The architect, Robert A.M. Stern, modestly claims that city code created the building, requiring the lower “house” on the park and the tower behind. But it was the developers, brothers Arthur and Will Zeckendorf who backed to the hilt the architect's insistence on the expensive Indiana white limestone against the bean counters at Goldman Sachs, the chief financiers. Much ink is spent on the developers and their family history, descendents of famous developer “Big Bill” Zeckendorf, who went bust in his endless juggling of projects, meshing, or not, with economic trade winds. Bust of course doesn't mean penury for the super rich. Their father too went belly up when his ambitious plans met the wrong economic trade winds. The brothers thus developed cautiously yet with a persistence and ambition that, so far, has served them well. The profits on Fifteen Central Park West are enormous, the price-per-square-foot reaching unprecedented numbers, $10,000 and rising. One penthouse apartment went for $80 million. The term “flipping” is where purchasers sell their units. No one re-sold and less than doubled their investment. Some “flipped” without even moving in. One $9 million unit sold two years later for $29 million. The buildings cachet almost guarantees a never-ending value increase.
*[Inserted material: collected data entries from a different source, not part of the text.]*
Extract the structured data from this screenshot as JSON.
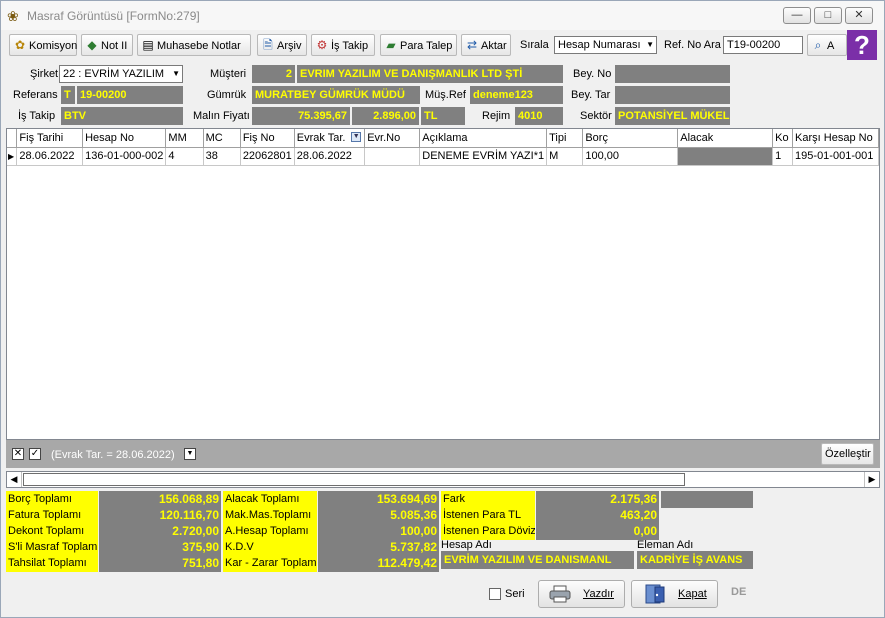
{
  "window": {
    "title": "Masraf Görüntüsü [FormNo:279]",
    "minimize": "—",
    "maximize": "□",
    "close": "✕"
  },
  "toolbar": {
    "komisyon": "Komisyon",
    "not": "Not II",
    "muhasebe_notlar": "Muhasebe Notlar",
    "arsiv": "Arşiv",
    "is_takip": "İş Takip",
    "para_talep": "Para Talep",
    "aktar": "Aktar",
    "sirala_label": "Sırala",
    "sirala_value": "Hesap Numarası",
    "ref_no_label": "Ref. No Ara",
    "ref_no_value": "T19-00200",
    "ara": "A"
  },
  "form": {
    "sirket_label": "Şirket",
    "sirket_value": "22 : EVRİM YAZILIM",
    "referans_label": "Referans",
    "referans_prefix": "T",
    "referans_value": "19-00200",
    "is_takip_label": "İş Takip",
    "is_takip_value": "BTV",
    "musteri_label": "Müşteri",
    "musteri_code": "2",
    "musteri_name": "EVRIM YAZILIM VE DANIŞMANLIK LTD ŞTİ",
    "gumruk_label": "Gümrük",
    "gumruk_value": "MURATBEY GÜMRÜK MÜDÜ",
    "mus_ref_label": "Müş.Ref",
    "mus_ref_value": "deneme123",
    "malin_fiyati_label": "Malın Fiyatı",
    "malin_fiyati_value": "75.395,67",
    "malin_fiyati_value2": "2.896,00",
    "currency": "TL",
    "rejim_label": "Rejim",
    "rejim_value": "4010",
    "bey_no_label": "Bey. No",
    "bey_tar_label": "Bey. Tar",
    "sektor_label": "Sektör",
    "sektor_value": "POTANSİYEL MÜKELL"
  },
  "grid": {
    "columns": [
      "Fiş Tarihi",
      "Hesap No",
      "MM",
      "MC",
      "Fiş No",
      "Evrak Tar.",
      "Evr.No",
      "Açıklama",
      "Tipi",
      "Borç",
      "Alacak",
      "Ko",
      "Karşı Hesap No"
    ],
    "rows": [
      [
        "28.06.2022",
        "136-01-000-002",
        "4",
        "38",
        "22062801",
        "28.06.2022",
        "",
        "DENEME EVRİM YAZI*1",
        "M",
        "100,00",
        "",
        "1",
        "195-01-001-001"
      ]
    ]
  },
  "filter": {
    "text": "(Evrak Tar. = 28.06.2022)",
    "customize": "Özelleştir"
  },
  "totals": {
    "borc_label": "Borç Toplamı",
    "borc_value": "156.068,89",
    "fatura_label": "Fatura Toplamı",
    "fatura_value": "120.116,70",
    "dekont_label": "Dekont Toplamı",
    "dekont_value": "2.720,00",
    "sli_masraf_label": "S'li Masraf Toplamı",
    "sli_masraf_value": "375,90",
    "tahsilat_label": "Tahsilat Toplamı",
    "tahsilat_value": "751,80",
    "alacak_label": "Alacak Toplamı",
    "alacak_value": "153.694,69",
    "mak_mas_label": "Mak.Mas.Toplamı",
    "mak_mas_value": "5.085,36",
    "a_hesap_label": "A.Hesap Toplamı",
    "a_hesap_value": "100,00",
    "kdv_label": "K.D.V",
    "kdv_value": "5.737,82",
    "kar_zarar_label": "Kar - Zarar Toplamı",
    "kar_zarar_value": "112.479,42",
    "fark_label": "Fark",
    "fark_value": "2.175,36",
    "istenen_tl_label": "İstenen Para TL",
    "istenen_tl_value": "463,20",
    "istenen_doviz_label": "İstenen Para Döviz",
    "istenen_doviz_value": "0,00",
    "hesap_adi_label": "Hesap Adı",
    "hesap_adi_value": "EVRİM YAZILIM VE DANISMANL",
    "eleman_adi_label": "Eleman Adı",
    "eleman_adi_value": "KADRİYE İŞ AVANS"
  },
  "footer": {
    "seri": "Seri",
    "yazdir": "Yazdır",
    "kapat": "Kapat",
    "lang": "DE"
  }
}
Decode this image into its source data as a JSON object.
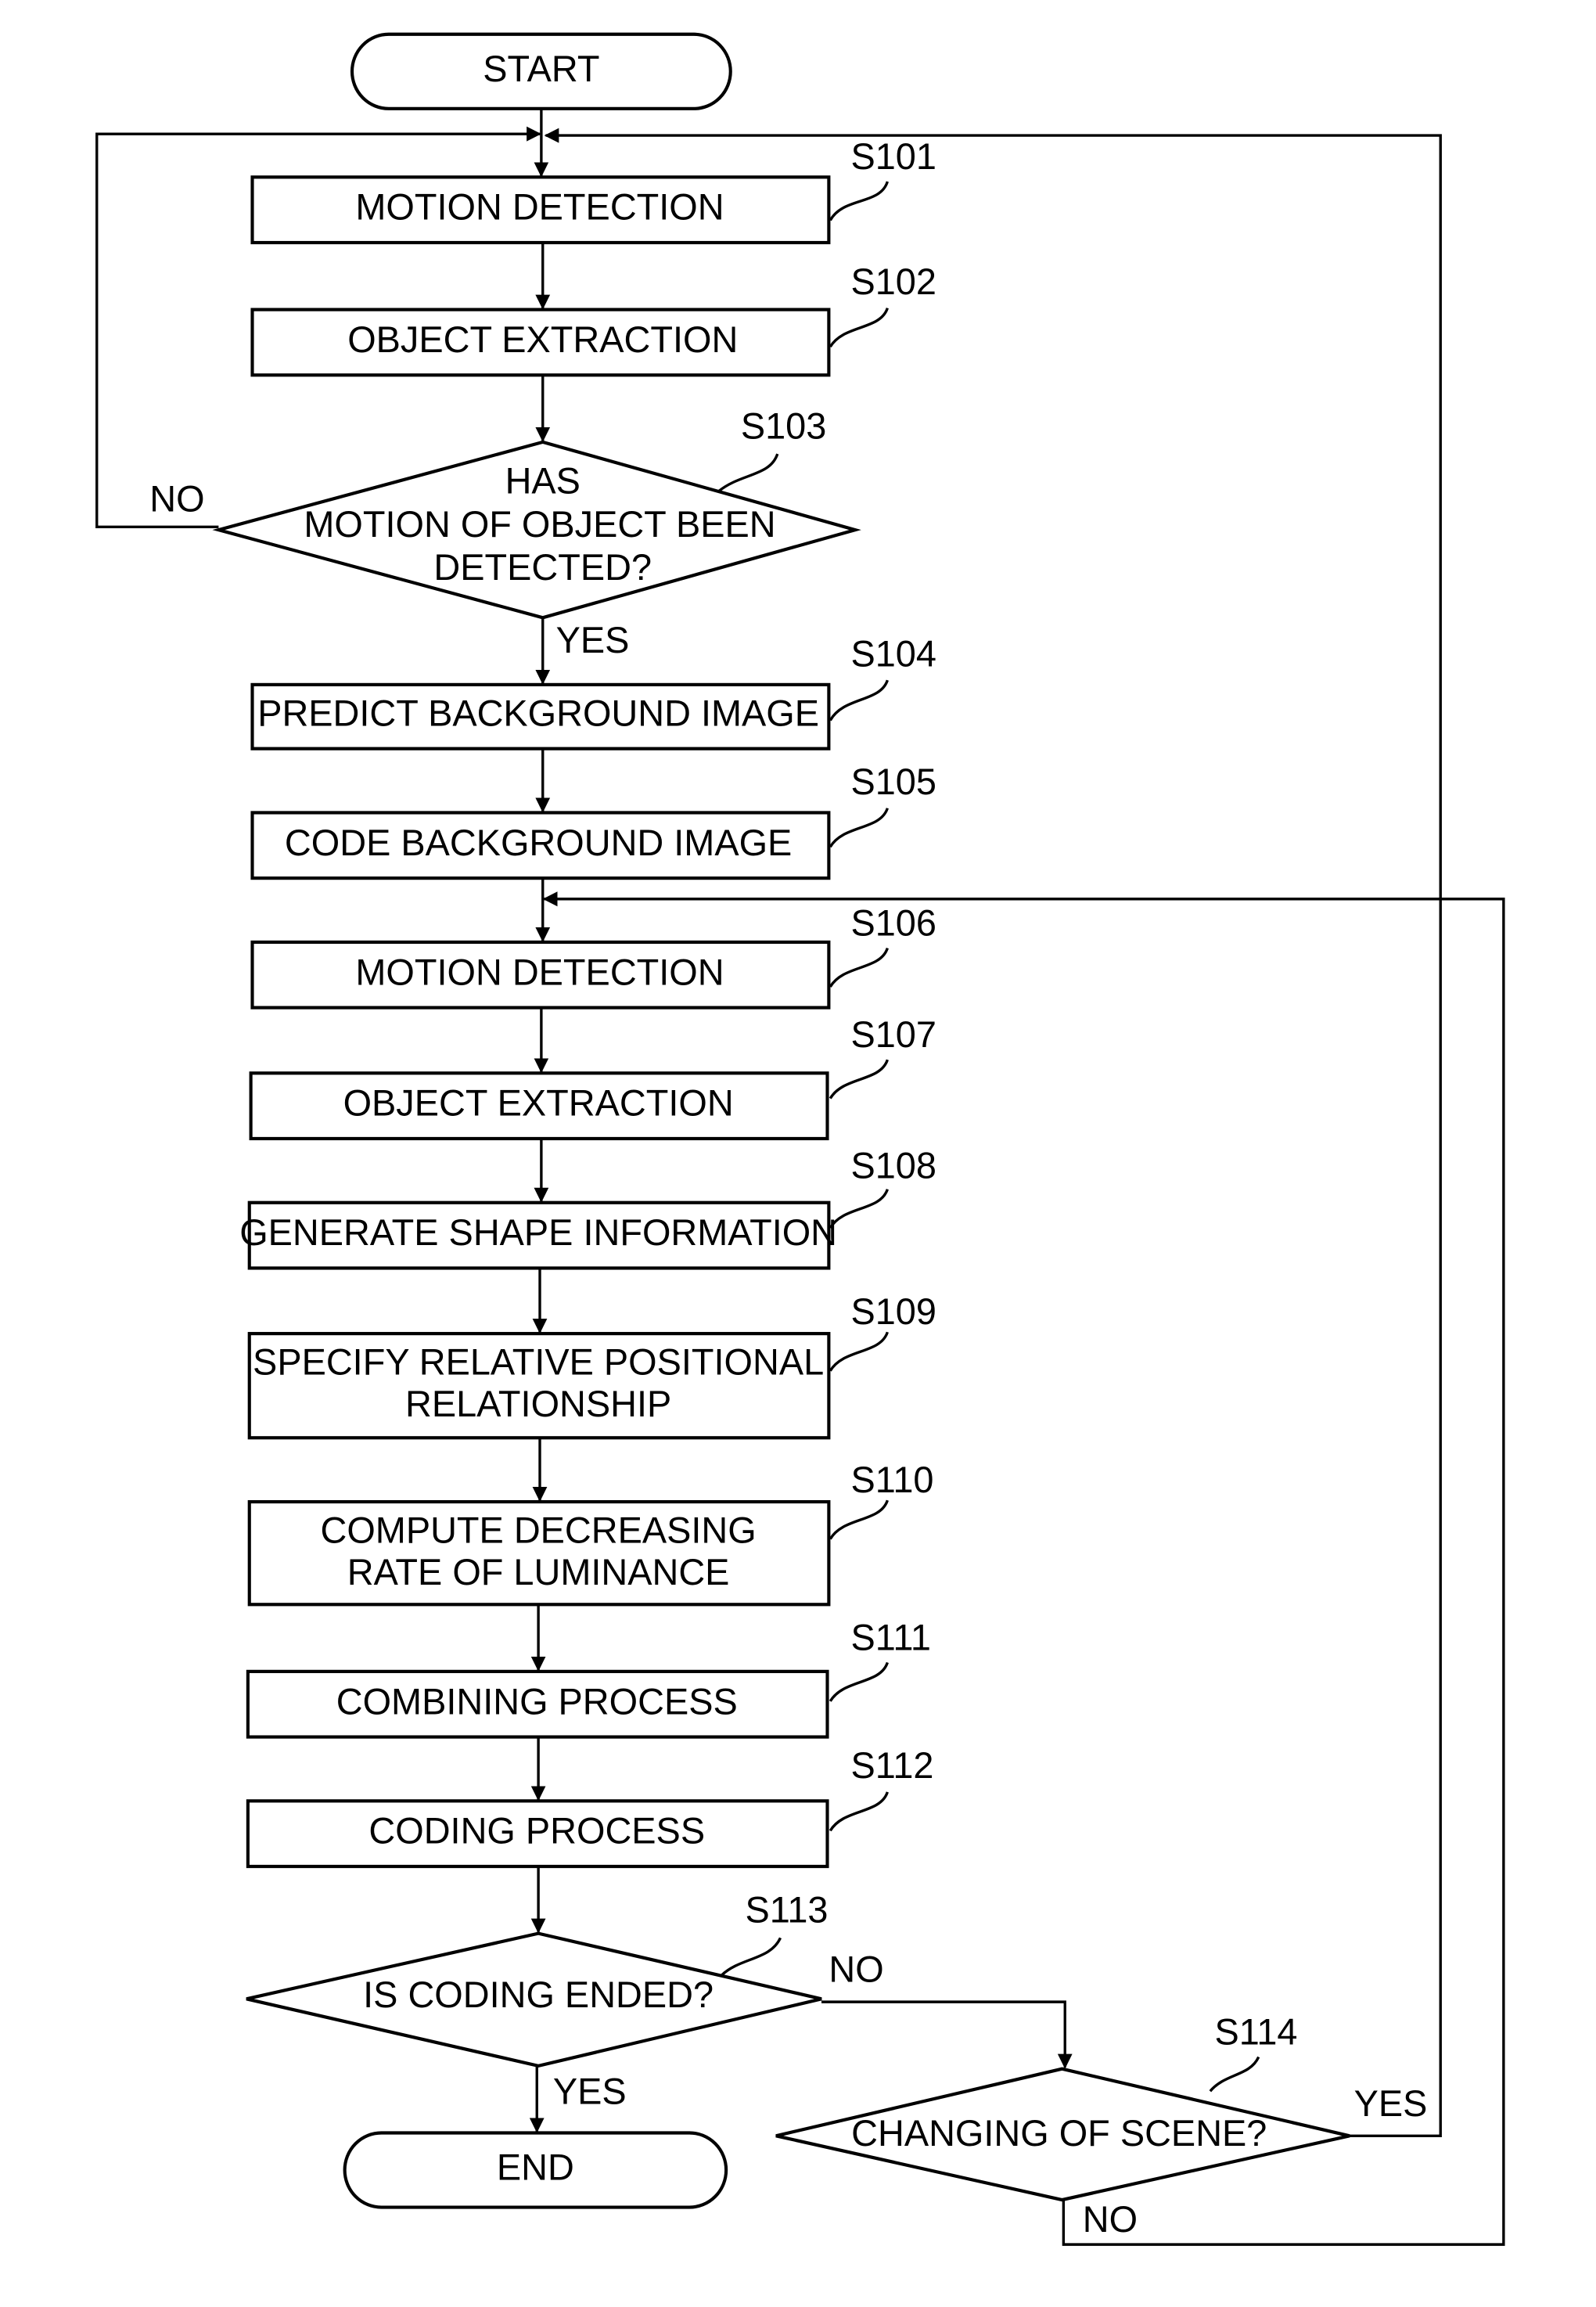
{
  "terminals": {
    "start": "START",
    "end": "END"
  },
  "steps": [
    {
      "id": "S101",
      "lines": [
        "MOTION DETECTION"
      ]
    },
    {
      "id": "S102",
      "lines": [
        "OBJECT EXTRACTION"
      ]
    },
    {
      "id": "S103",
      "lines": [
        "HAS",
        "MOTION OF OBJECT BEEN",
        "DETECTED?"
      ],
      "decision": true
    },
    {
      "id": "S104",
      "lines": [
        "PREDICT BACKGROUND IMAGE"
      ]
    },
    {
      "id": "S105",
      "lines": [
        "CODE BACKGROUND IMAGE"
      ]
    },
    {
      "id": "S106",
      "lines": [
        "MOTION DETECTION"
      ]
    },
    {
      "id": "S107",
      "lines": [
        "OBJECT EXTRACTION"
      ]
    },
    {
      "id": "S108",
      "lines": [
        "GENERATE SHAPE INFORMATION"
      ]
    },
    {
      "id": "S109",
      "lines": [
        "SPECIFY RELATIVE POSITIONAL",
        "RELATIONSHIP"
      ]
    },
    {
      "id": "S110",
      "lines": [
        "COMPUTE DECREASING",
        "RATE OF LUMINANCE"
      ]
    },
    {
      "id": "S111",
      "lines": [
        "COMBINING PROCESS"
      ]
    },
    {
      "id": "S112",
      "lines": [
        "CODING PROCESS"
      ]
    },
    {
      "id": "S113",
      "lines": [
        "IS CODING ENDED?"
      ],
      "decision": true
    },
    {
      "id": "S114",
      "lines": [
        "CHANGING OF SCENE?"
      ],
      "decision": true
    }
  ],
  "branches": {
    "s103_no": "NO",
    "s103_yes": "YES",
    "s113_no": "NO",
    "s113_yes": "YES",
    "s114_yes": "YES",
    "s114_no": "NO"
  }
}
There are some smaller units but most occupy half a floor with many purchasers buying a “duplex”, meaning the whole floor. Then there are the penthouses on top of the House and tower, situated such and so expensively that one could claim, credibly, to be living on top of the world. Imagine spending millions on a brand new “apartment” then gutting it for redesign. Many did. The cartoonist Lurie for example ripped out all the walls and replaced them with glass so upon entering one has an immediate panorama view of the park and skyline. One of the tenants has signed the Gates/Buffet pledge to leave money to charity. Another sold his unit, pledging the profit to subsidize anti-poverty work in New York. Still another called for reinstatement of the Glass Steagle Act, the man who more than anyone else, was responsible for its repeal. So there is some conscience at Fifteen Central Park West, or guilt, but mostly it seems to be occupied by those who look through the reverse telescope, the distorting lens of Mitt Romney. But hey, they're pretty nice people once you get to know them, if you can afford the proximity.